Sabine Wespieser Éditeur

Conseillé par
6 mai 2011

Le subtil envoûtement de la nostalgie.

Lorsque j'ai commencé à prendre des notes, au début de la lecture d'"Istanbul était un conte", en vue de mon futur billet, j'ai écrit ceci :
"Istanbul était un conte" est en réalité l'assemblage d'une myriade de petits contes, inspirés des histoires d'une quarantaine de personnages faisant partie d'une même famille ou de ses proches, que le narrateur a connus, et dont il a recueilli des confidences ou des bribes de souvenirs".


Maintenant que j'ai terminé la lecture de ce roman-fleuve, qui m'a parfois demandé de la persévérance, je trouve cette présentation très réductrice, et bien banale, compte tenu de la richesse et de la complexité qui le caractérisent.
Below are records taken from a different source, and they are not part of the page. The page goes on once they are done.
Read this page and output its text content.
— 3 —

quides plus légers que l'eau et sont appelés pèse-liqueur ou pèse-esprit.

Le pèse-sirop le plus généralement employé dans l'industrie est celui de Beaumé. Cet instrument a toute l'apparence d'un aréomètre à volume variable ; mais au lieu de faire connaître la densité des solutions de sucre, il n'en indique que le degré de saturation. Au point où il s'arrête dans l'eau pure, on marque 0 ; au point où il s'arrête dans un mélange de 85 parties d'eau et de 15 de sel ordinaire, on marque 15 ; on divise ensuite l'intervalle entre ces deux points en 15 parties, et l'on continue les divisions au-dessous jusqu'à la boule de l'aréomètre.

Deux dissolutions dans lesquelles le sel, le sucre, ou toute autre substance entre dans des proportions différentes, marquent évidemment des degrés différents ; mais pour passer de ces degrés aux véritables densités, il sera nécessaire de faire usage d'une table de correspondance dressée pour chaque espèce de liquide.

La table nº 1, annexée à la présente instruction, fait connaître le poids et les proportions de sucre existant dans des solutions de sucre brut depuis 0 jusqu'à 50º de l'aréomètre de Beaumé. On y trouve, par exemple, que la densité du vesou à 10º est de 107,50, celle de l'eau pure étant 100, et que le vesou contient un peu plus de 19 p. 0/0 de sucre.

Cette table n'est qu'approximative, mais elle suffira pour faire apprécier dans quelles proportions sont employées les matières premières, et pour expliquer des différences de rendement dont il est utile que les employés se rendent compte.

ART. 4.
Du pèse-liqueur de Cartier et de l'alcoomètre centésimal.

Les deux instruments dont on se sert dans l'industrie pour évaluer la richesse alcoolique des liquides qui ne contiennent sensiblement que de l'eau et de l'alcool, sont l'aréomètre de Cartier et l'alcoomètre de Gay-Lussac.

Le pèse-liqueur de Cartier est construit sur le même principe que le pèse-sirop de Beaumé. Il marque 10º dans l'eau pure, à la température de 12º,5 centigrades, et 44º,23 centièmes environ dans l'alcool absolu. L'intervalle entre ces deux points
Complexe, ce roman l'est d'abord parce qu'il met en scène tant de personnages que j'avoue en avoir déjà oublié quelques-uns, et que le lien entre eux n'est pas toujours évident d'emblée.
Leur point commun réside dans leur judéité et/ou le fait qu'ils sont tous, de près ou de loin, liés à la famille Ventura, qu'ils en soient des membres, des proches ou des connaissances. De plus, ils ont tous vécu au moins une partie de leur vie à Istanbul, cité vivante et cosmopolite où ladite famille Ventura, d'origine européenne, est installée depuis plusieurs générations. Au fil d'une chronologie chaotique, le lecteur se voit relater certains des événements qui marquèrent les membres de cette famille sur quelques décennies (du lendemain de la première guerre mondiale au début des années 80).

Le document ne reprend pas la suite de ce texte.